The pattern suggests that FDA tolerance for uncertainty in gene therapy is narrowing. High unmet need is no longer sufficient on its own. The quality and durability of evidence now carry more weight.

What This Means for the AAV Segment

AAV platforms once benefited from first wave optimism driven by rare disease focus, transformative intent, and strong biological rationale. Today, the bar has clearly moved.

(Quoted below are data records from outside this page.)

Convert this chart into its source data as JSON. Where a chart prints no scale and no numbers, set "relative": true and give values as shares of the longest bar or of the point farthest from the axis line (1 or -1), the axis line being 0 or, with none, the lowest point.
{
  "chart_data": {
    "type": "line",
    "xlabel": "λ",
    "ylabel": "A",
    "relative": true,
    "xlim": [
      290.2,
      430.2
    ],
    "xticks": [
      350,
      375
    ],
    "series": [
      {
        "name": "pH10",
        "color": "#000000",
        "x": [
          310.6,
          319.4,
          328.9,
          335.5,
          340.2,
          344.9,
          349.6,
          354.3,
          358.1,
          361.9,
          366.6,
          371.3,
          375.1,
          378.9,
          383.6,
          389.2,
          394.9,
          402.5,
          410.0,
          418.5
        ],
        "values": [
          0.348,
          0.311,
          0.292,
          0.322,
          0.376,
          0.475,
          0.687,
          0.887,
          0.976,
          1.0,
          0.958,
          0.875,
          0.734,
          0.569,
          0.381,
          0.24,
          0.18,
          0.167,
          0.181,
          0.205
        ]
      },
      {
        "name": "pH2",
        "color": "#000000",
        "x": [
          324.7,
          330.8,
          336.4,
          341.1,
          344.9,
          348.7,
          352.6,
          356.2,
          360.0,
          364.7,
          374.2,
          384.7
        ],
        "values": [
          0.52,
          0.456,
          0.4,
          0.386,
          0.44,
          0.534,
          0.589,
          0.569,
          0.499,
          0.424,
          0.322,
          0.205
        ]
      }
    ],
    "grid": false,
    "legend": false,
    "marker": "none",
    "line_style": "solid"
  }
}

Three major implications stand out.

1. Surrogate Endpoints Alone May No Longer Be Enough: Regulators are increasingly focused on durability of effect, long term safety, and clinically meaningful outcomes, not just biomarker changes. In diseases with neurological components, demonstrating functional benefit becomes even more critical.
2. Manufacturing and CMC Scrutiny Is Intensifying: AAV therapies are complex biological products. Vector design, potency assays, lot to lot consistency, and comparability data are under deeper examination. Manufacturing is not a secondary technical detail. It is a central regulatory pillar.
3. Dose and Safety Signals Are Under the Microscope: Hepatotoxicity, immune responses, and other vector related toxicities have appeared across multiple programs. Regulators appear less willing to accept residual uncertainty in safety profiles, even in rare and severe diseases.

The Industry Narrative Is Shifting

For more than a decade, gene therapy was framed as inevitable. The promise of a one time treatment and the possibility of a functional cure fueled capital, accelerated development programs, and shaped investor expectations. Regenxbio’s rejection suggests that this narrative is evolving.

This decision does not signal the collapse of AAV or gene therapy as a whole. It signals the end of the early optimism phase and the beginning of a more disciplined regulatory era. The FDA is not rejecting innovation. It is recalibrating the evidentiary threshold, placing greater emphasis on durability, reproducibility, clinically meaningful benefit, and manufacturing robustness.

For sponsors, this shift has tangible consequences. Development timelines are likely to extend. Clinical programs may need to incorporate longer follow up, stronger functional endpoints, and more comprehensive safety packages. CMC strategy will no longer sit in the background. It must be integrated early and treated as a core pillar of regulatory success.

For biotech leaders, one message is clear: in gene therapy, regulatory risk now carries weight equal to scientific risk. Programs built on rigorous clinical design, disciplined manufacturing execution, and early regulatory alignment will define the next phase of the AAV field. Those relying on limited datasets, surrogate signals alone, or optimistic comparability assumptions may face increasing headwinds.

The broader question remains whether this represents a temporary tightening cycle or the beginning of a structurally more conservative era for gene therapy approvals. Either way, the bar has moved, and the companies that adapt fastest will shape what comes next.